Think back to your favorite song, movie, or athlete. Have it in mind? For most people, their strongest memories on those, and other subjects that rely on participants’ memory of the past, will traced back to one particular decade – their second one, and their years as a teenager.
Psychologist Steve Janssen, from Australia’s Flinders University has studied this phenomenon quite a bit. People will certainly remember major life events of things that happened in more recent years, he says. Major milestones, like graduations, weddings, births, or deaths will likely not be forgotten. But for most people, the memories implanted during their teenaged years have a certain degree of significance that cannot be matched by any other.
Dr. Janssen has coined this phenomenon the "reminiscence bump," in an effort to understand further how memory works.
A huge soccer fan, Janssen and two colleagues polled Dutch soccer fans with one simple question: “Who are the five best soccer players of all time?”
The results confirmed the existence of the reminiscence bump. For all the respondents, their nominations favored players that had come into prominence between the time that they were 10 and 20. The reason for this, Janssen says, is that people remember most vividly the games from that decade during their youth.
There were outliers, of course. Striker Johan Cruyuff, voted in 1999 to be the European Player of the Century by the International Federation of Football History and Statistics, was nominated by survey participants of all ages, including those who had not been born during his soccer reign. But those who were 50 or 60, who had come of age during Cruyuff’s peak in 1974 supported him the most enthusiastically and provided him with the most nominations.

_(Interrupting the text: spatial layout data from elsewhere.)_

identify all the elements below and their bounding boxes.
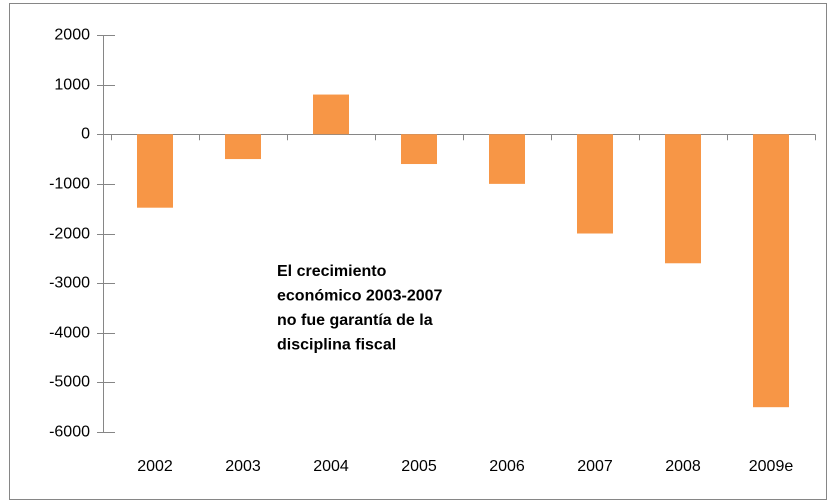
x-tick-label: 2006 [489,458,525,475]
y-tick-label: -5000 [49,374,90,391]
annotation: disciplina fiscal [277,337,396,354]
y-tick-label: -2000 [49,226,90,243]
y-tick-label: -1000 [49,176,90,193]
bar [665,134,701,264]
annotation: no fue garantía de la [277,312,433,329]
y-tick-label: -6000 [49,424,90,441]
bar [577,134,613,234]
x-tick-label: 2004 [313,458,349,475]
y-tick-label: -3000 [49,275,90,292]
bar [225,134,261,160]
bar [401,134,437,165]
bar [137,134,173,208]
x-tick-label: 2007 [577,458,613,475]
x-tick-label: 2003 [225,458,261,475]
bar [489,134,525,184]
y-tick-label: -4000 [49,325,90,342]
y-tick-label: 1000 [54,77,90,94]
x-tick-label: 2008 [665,458,701,475]
bar [753,134,789,408]
bar [313,94,349,135]
x-tick-label: 2005 [401,458,437,475]
y-tick-label: 0 [81,126,90,143]
x-tick-label: 2009e [749,458,794,475]
chart-frame [9,3,827,500]
y-tick-label: 2000 [54,27,90,44]
annotation: económico 2003-2007 [277,288,443,305]
x-tick-label: 2002 [137,458,173,475]
annotation: El crecimiento [277,263,387,280]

Janssen says that the reason for this phenomenon is that cognitive faculties are at their height during that decade. It is so easy for the brain to take in new information, he said. Scientists believe that the memory stores information better during this decade, which is why it is easier to retrieve it later.
Dr. Janssen's study results on the best football players were published in the Quarterly Journal of Experimental Psychology.